Human Chorionic Gonadotopines Choriomon or Profasi are Human Chorionic Gonadotopines (HCG), and are used to trigger ovulation in women with infertility due to anovulation and to promote final maturation of eggs in the ovaries of women undergoing assisted reproductive technologies (ART), such as in-vitro fertilization.
Glucophage (metformin)
Metformin has recently been studied as an ovulation-inducing agent
in women with polycystic ovarian disease (PCO).

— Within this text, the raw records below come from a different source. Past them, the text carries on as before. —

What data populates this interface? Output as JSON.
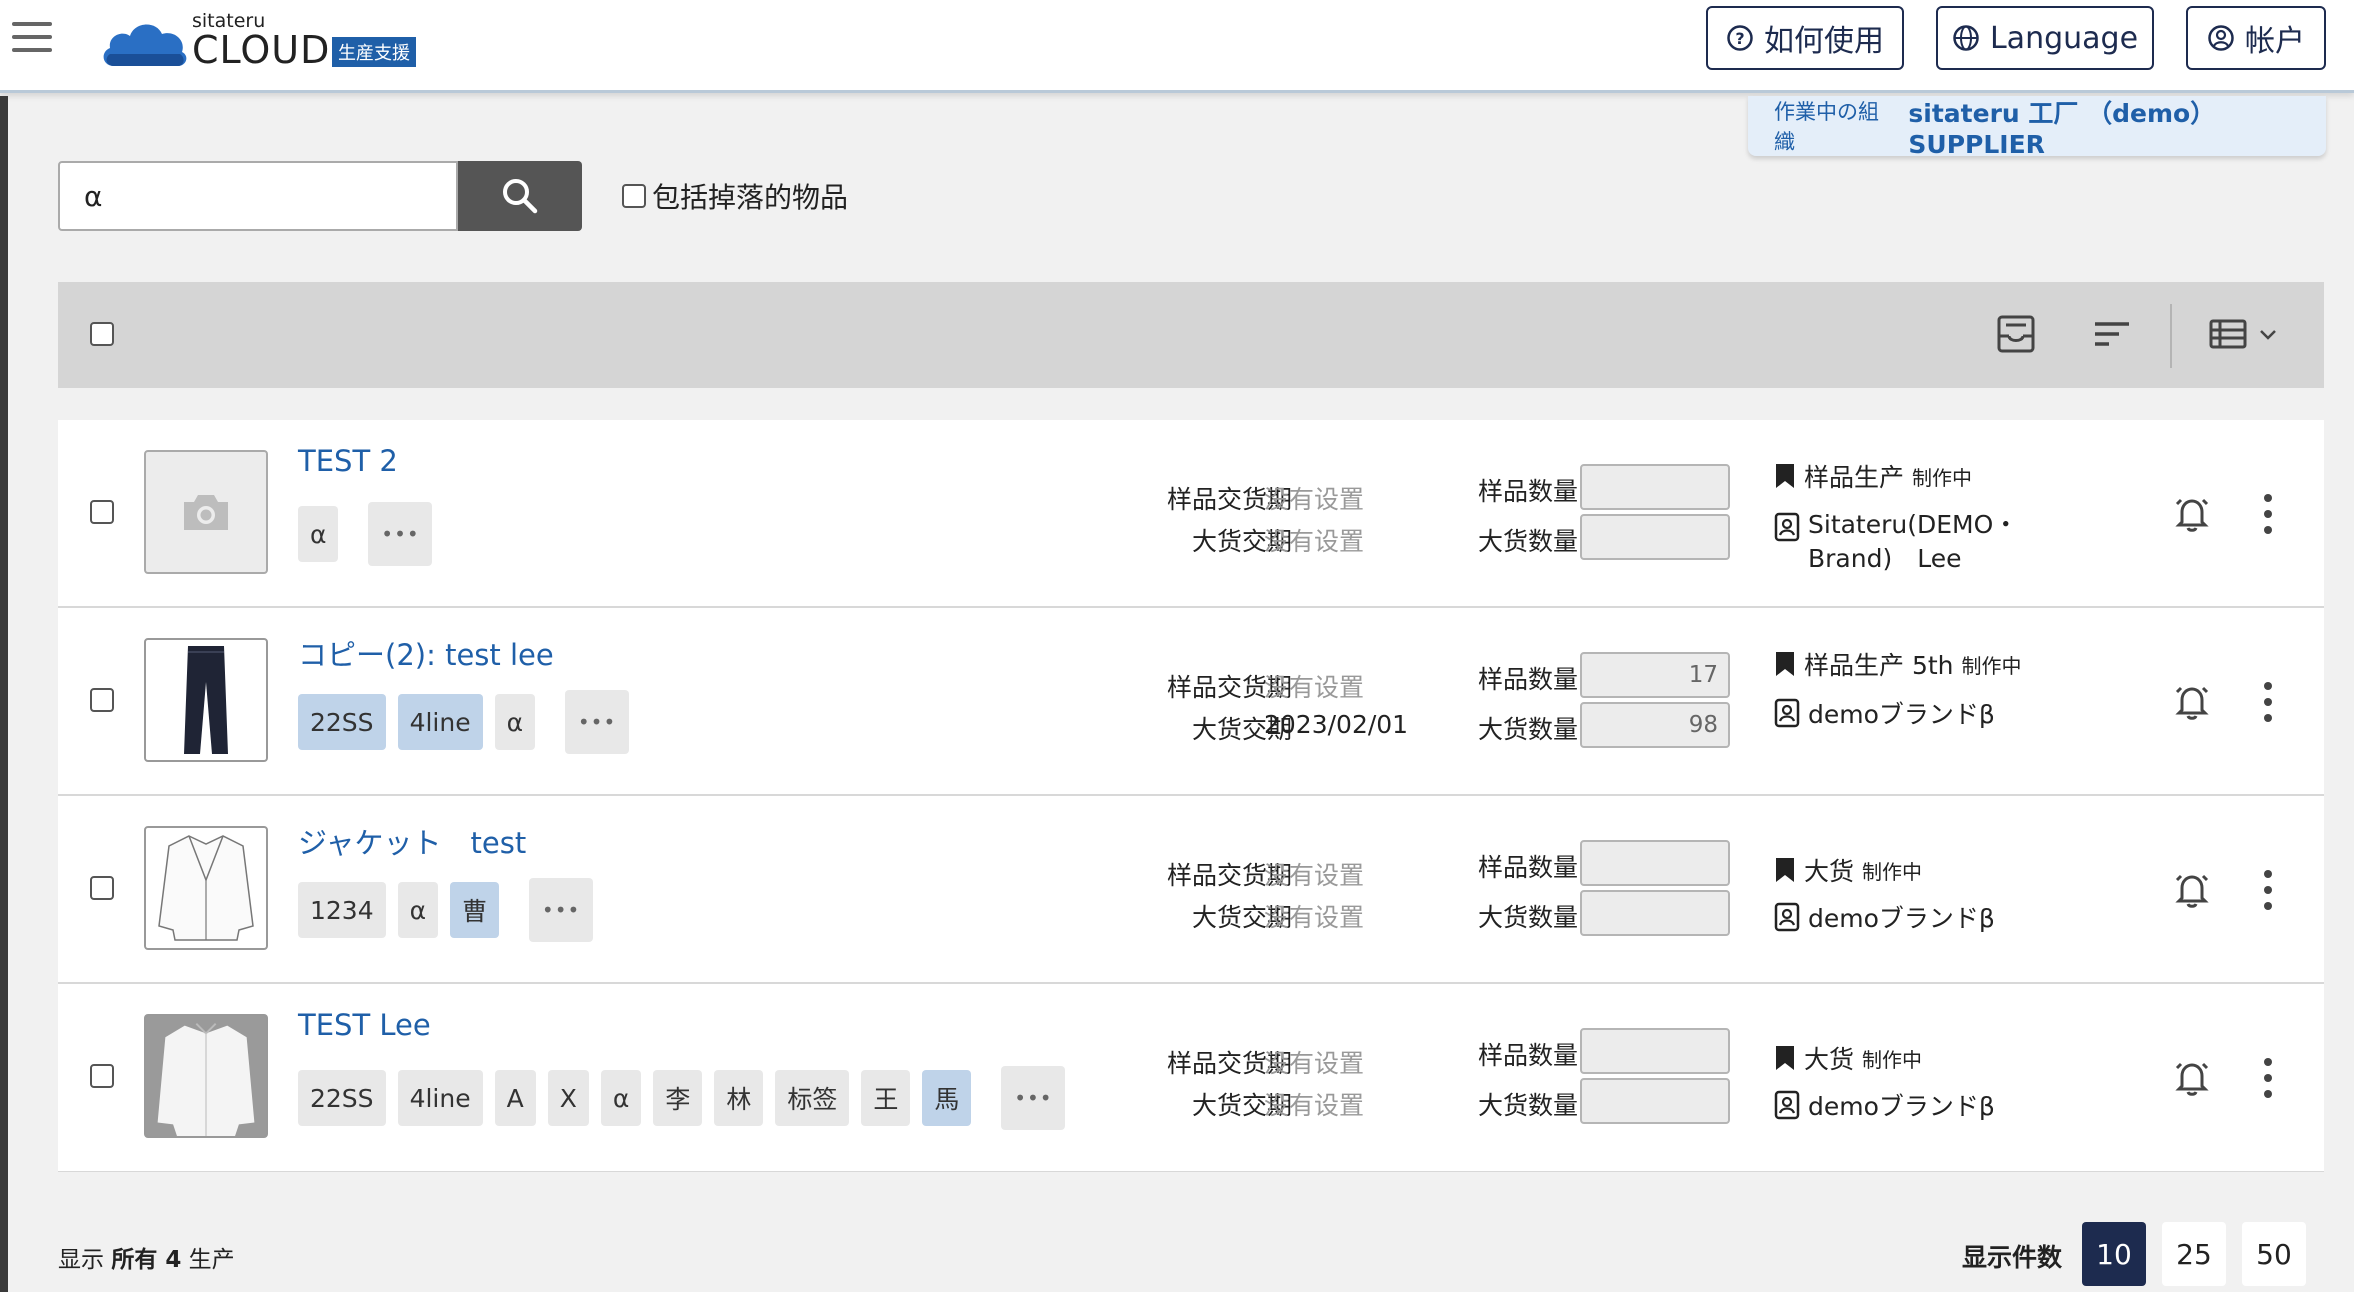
{
  "header": {
    "logo_small": "sitateru",
    "logo_big": "CLOUD",
    "logo_badge": "生産支援",
    "help_label": "如何使用",
    "language_label": "Language",
    "account_label": "帐户"
  },
  "org": {
    "label": "作業中の組織",
    "name": "sitateru 工厂 （demo） SUPPLIER"
  },
  "search": {
    "value": "α",
    "include_dropped_label": "包括掉落的物品"
  },
  "labels": {
    "sample_delivery": "样品交货期",
    "bulk_delivery": "大货交期",
    "sample_qty": "样品数量",
    "bulk_qty": "大货数量"
  },
  "items": [
    {
      "title": "TEST 2",
      "tags": [
        "α"
      ],
      "sample_delivery": "没有设置",
      "bulk_delivery": "没有设置",
      "sample_qty": "",
      "bulk_qty": "",
      "stage": "样品生产",
      "stage_status": "制作中",
      "brand": "Sitateru(DEMO・Brand)　Lee"
    },
    {
      "title": "コピー(2): test lee",
      "tags": [
        "22SS",
        "4line",
        "α"
      ],
      "sample_delivery": "没有设置",
      "bulk_delivery": "2023/02/01",
      "sample_qty": "17",
      "bulk_qty": "98",
      "stage": "样品生产 5th",
      "stage_status": "制作中",
      "brand": "demoブランドβ"
    },
    {
      "title": "ジャケット　test",
      "tags": [
        "1234",
        "α",
        "曹"
      ],
      "sample_delivery": "没有设置",
      "bulk_delivery": "没有设置",
      "sample_qty": "",
      "bulk_qty": "",
      "stage": "大货",
      "stage_status": "制作中",
      "brand": "demoブランドβ"
    },
    {
      "title": "TEST Lee",
      "tags": [
        "22SS",
        "4line",
        "A",
        "X",
        "α",
        "李",
        "林",
        "标签",
        "王",
        "馬"
      ],
      "sample_delivery": "没有设置",
      "bulk_delivery": "没有设置",
      "sample_qty": "",
      "bulk_qty": "",
      "stage": "大货",
      "stage_status": "制作中",
      "brand": "demoブランドβ"
    }
  ],
  "footer": {
    "count_prefix": "显示",
    "count_bold": "所有 4",
    "count_suffix": "生产",
    "per_page_label": "显示件数",
    "per_page_options": [
      "10",
      "25",
      "50"
    ],
    "per_page_selected": "10"
  },
  "colors": {
    "accent": "#1f5fa8",
    "navy": "#1d2b4f",
    "tag_blue": "#bfd3e9",
    "toolbar_bg": "#d5d5d5"
  },
  "icons": {
    "help": "question-circle-icon",
    "language": "globe-icon",
    "account": "user-circle-icon",
    "search": "search-icon",
    "stage": "bookmark-icon",
    "brand": "brand-card-icon",
    "notify": "bell-icon",
    "menu": "more-vertical-icon"
  }
}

Most women with PCO
do not ovulate, and of those that do become pregnant, 50% miscarry.
It is normally used to treat diabetes and enhances insulin activity. The body temporarily manages low insulin activity by increasing its production of insulin. Preliminary results indicate that PCO is caused by the body's inability to use insulin effectively (insulin resistance). Metformin reverses this "resistance" and causes ovulation. The most common side effects of metformin are upset stomach, and diarrhea. Symptoms of low blood sugar such as dizziness, shakiness, or hunger can also occur.
Parlodel (bromocriptine)
Prolactin is a hormone produced by the pituitary gland that stimulates the development of breast milk and inhibits ovulation. This is why menses often cease while a woman is breast-feeding. Artificially high levels of prolactin can cause anovulation (lack of ovulation) and Parlodel is effective in lowering prolactin levels in many cases. High prolactin levels are sometimes caused by a tumor (usually benign) on the pituitary gland, which can often be treated surgically. Once the prolactin level is normalized, patients typically respond very well to treatment and subsequent pregnancy results are excellent. Parlodel can produce side effects including nausea, headache, fatigue, dizziness and others.
Progesterone
Progesterone (Gestone or Uterogestan) is a hormone produced by the ovaries during the menstrual cycle to help prepare the uterus to accept and support an embryo. The corpus luteum, a gland composed of tissue from the follicle, synthesizes estrogen and begins to produce progesterone. Progesterone causes the lining of the endometrium to thicken and increases its blood supply. Progesterone is administered to women undergoing assisted reproductive procedures. After a pregnancy has been established, the placenta produces progesterone. Side effects of progesterone can include moodiness, and fluid retention, depression, irritability, and hypoglycemia.